Un voisin, Knaan Samara, 21 ans, qui a assisté aux événements depuis son balcon, a ensuite été battu par des soldats. Selon les témoignages recueillis par a-Deb’i, il s’est rendu à la clinique médicale pour faire panser ses blessures – il avait une profonde entaille à la tête et une autre à une jambe – mais une unité de l’armée est arrivée à la clinique et l’a placé en détention. Les soldats ont dit au personnel de la clinique, qui voulait envoyer le blessé à l’hôpital : « Nous ferons ce qui doit être fait. » Depuis, Knaan Samara est en détention, ainsi que son frère, Abidian, 40 ans.

Avant d’être arrêté, Knaan a raconté à ses parents qu’il avait vu des soldats tirer sur Nael alors qu’il était menotté et les yeux bandés. Le père de Knaan, Sami Samara, 62 ans, a déclaré qu’il avait vu des soldats ramener Nael chez lui, menotté et les yeux bandés. La chercheuse de terrain de B’Tselem dit qu’elle a vu des photos de l’endroit, à l’arrière de la maison, où Nael a été abattu, dans lesquelles des taches de sang étaient visibles, mais que lorsqu’elle s’y est rendue quelques jours plus tard, il n’y avait aucun signe de sang ou des douilles de cartouches qui étaient également apparues sur les photos. La famille de Naël affirme que quelques heures après l’incident, deux véhicules de police sont arrivés sur les lieux.


La maison d’un Palestinien détruite par l’armée israélienne à Bruqin

La famille a également noté qu’il y a trois mois, Nael s’était cassé une jambe dans un accident de travail. Il avait du mal à marcher et a cessé de travailler. L’affirmation de l’armée selon laquelle il était en train de courir lorsqu’il a fui la scène de l’attaque terroriste n’a aucun sens, disent-ils, étant donné l’état de sa jambe. Était-il le terroriste qui a perpétré l’attaque ? A-t-il été exécuté de sang-froid par des soldats alors qu’il était menotté ?

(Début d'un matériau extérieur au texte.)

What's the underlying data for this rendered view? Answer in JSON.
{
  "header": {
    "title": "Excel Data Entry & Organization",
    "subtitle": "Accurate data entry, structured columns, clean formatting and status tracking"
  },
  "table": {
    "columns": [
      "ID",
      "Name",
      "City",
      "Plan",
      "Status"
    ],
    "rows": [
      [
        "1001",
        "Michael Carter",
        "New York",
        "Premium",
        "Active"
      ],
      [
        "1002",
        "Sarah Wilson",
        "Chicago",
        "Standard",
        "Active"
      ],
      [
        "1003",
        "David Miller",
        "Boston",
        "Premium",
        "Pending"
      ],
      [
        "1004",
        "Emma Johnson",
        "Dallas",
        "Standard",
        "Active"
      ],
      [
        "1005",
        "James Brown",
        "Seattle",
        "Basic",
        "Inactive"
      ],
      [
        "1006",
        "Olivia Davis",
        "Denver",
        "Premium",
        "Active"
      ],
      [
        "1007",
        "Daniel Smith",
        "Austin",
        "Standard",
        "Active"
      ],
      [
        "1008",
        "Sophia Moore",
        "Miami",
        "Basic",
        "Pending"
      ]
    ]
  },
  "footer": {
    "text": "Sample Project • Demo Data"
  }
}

L’unité du porte-parole de Tsahal a renvoyé Haaretz cette semaine au long communiqué publié le lendemain du meurtre. Après avoir déclaré que l’attaque terroriste avait été résolue et que l’auteur avait été éliminé, le communiqué poursuit : « Au cours d’une poursuite et de recherches ciblées par des combattants de Tsahal de la brigade Ephraïm, guidés par le Shin Bet [service de sécurité], un terroriste a été repéré en train de courir vers les forces, tenant un sac soupçonné d’être piégé, et les appelant. Face à une menace immédiate, les combattants ont éliminé le terroriste. Nos forces n’ont pas eu de pertes.

À la suite d’une enquête menée par le Shin Bet, l’armée israélienne et le district de police de Shai [Samarie et Judée], il a été découvert que Nael Samara, le terroriste éliminé, avait perpétré l’attaque près de la colonie de Brukhin, au cours de laquelle Tzeela Gez, de mémoire bénie, a été assassinée. Le terroriste Samara a purgé une peine de prison pour son activité au sein de l’organisation terroriste Hamas, a été libéré en 2010 et a été emprisonné à nouveau pendant plusieurs jours en 2019 pour incitation à la haine sur Internet. Le sac qu’il portait contenait un fusil M-16 et d’autres moyens de combat, qui ont été utilisés pour perpétrer l’attaque ».


Le chef du conseil municipal, Faed Sabra

« Dans le cadre de l’enquête du Shin Bet, l’armée israélienne a arrêté un certain nombre d’autres suspects soupçonnés d’avoir perpétré l’attaque, y compris le chef de l’escouade, qui est soupçonné d’être impliqué dans la perpétration de l’attaque. »

Cette semaine, j’ai demandé aux responsables de Tsahal comment ce récit concordait avec le témoignage de la femme de Samara, qui a raconté que son mari avait déjà été arrêté par des soldats ce matin-là et ramené à la maison menotté. Des sources militaires ont reconnu qu’il avait effectivement été arrêté dans la matinée et amené à la maison à midi, mais qu’il avait ensuite tenté d’attaquer les soldats en criant « Allahou akbar ».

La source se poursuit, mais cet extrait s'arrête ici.